Should Unthink rethink?

This week marks the launch of Unthink, a new social network that positions itself as a counterpoint to Facebook and Google+ attacking what they describe as dishonest invasions of privacy. While there’s clearly room for another social network in the marketplace that offers users greater ownership of their content and privacy protection, the focus of this post is the combative tone of their launch campaign.

While the user interface of the site looks great, you can see from their launch video that they pull few punches when targeting their peers. While this is clearly designed to tap into the wellspring of frustrations and even anger over privacy issues, especially among young users, the negative tone may well prove counterproductive.

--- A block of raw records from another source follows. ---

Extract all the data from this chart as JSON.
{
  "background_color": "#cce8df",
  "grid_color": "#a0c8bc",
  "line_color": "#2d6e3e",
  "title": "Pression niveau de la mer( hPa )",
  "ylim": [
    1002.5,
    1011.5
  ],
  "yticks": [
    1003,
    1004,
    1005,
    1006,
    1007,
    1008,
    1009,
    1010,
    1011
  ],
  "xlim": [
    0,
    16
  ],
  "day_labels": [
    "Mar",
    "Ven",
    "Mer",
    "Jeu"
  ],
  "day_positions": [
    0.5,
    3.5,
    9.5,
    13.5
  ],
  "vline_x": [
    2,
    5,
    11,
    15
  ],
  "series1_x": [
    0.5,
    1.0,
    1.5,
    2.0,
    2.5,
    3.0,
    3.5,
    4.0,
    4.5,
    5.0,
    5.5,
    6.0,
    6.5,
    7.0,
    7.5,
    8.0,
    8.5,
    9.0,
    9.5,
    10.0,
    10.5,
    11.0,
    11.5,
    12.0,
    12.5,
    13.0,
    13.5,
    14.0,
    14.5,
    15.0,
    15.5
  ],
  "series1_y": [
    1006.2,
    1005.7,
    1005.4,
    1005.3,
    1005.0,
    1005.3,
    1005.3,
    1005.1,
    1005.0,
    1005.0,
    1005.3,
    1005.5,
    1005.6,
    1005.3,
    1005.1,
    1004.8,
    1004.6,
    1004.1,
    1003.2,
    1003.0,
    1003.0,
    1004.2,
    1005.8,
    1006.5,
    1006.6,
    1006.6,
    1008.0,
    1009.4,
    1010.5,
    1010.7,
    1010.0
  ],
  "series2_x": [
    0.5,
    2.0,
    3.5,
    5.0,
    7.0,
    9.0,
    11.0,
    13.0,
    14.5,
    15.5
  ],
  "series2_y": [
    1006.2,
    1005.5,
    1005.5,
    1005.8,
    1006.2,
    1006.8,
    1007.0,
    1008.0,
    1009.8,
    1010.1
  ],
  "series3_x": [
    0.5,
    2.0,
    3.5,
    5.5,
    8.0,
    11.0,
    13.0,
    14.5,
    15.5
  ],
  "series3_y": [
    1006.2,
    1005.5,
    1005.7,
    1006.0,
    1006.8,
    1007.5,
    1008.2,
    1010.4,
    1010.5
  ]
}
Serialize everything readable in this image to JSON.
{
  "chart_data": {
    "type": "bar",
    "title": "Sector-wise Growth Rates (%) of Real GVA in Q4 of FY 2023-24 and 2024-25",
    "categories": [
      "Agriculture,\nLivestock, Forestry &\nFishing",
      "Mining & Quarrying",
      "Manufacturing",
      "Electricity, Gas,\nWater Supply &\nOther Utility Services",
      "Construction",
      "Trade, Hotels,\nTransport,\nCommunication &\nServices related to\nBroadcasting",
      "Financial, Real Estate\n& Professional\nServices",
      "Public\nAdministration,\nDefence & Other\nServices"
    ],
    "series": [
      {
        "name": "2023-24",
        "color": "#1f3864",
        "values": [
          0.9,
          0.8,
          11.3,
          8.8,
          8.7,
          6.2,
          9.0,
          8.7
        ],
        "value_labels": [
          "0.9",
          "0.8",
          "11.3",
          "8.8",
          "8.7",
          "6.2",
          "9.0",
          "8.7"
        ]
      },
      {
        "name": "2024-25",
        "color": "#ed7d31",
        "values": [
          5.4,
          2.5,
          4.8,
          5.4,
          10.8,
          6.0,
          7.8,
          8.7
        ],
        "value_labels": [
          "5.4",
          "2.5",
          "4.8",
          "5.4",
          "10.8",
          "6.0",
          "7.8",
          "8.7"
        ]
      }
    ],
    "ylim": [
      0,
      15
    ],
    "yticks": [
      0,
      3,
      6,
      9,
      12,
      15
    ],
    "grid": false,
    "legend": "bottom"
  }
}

It’s rare that you ever see a brand generate more than temporary attention when it strikes such a negative tone. In my mind, it would have been more effective to celebrate the clear positives of greater transparency and ownership of content that Unthink provides. While such sensationalism will command attention in the short term, the tone of the marketing seems inconsistent with the spirit of their values. I would have preferred that Unthink celebrates its own merits, including its seamless integration of the functionalities of Facebook, Twitter and LinkedIn, and the clear transparency as to how they make money.

I’ll watch with interest to see if Unthink can attract an older audience and for how long such an adversarial tone sustains interest. Hopefully they will soon strike a more positive tone. The platform is extremely well done and the principles behind the platform are very important so it would be unfortunate for the the tone of the launch marketing to frustrate its long term success. True transparency, privacy and data ownership are revolutionary enough without having to someone else down.

What do you think about the privacy and data-ownership issues that Unthink addresses?  Do you think that tone is appropriate, or would it be better to lead with a more positive approach?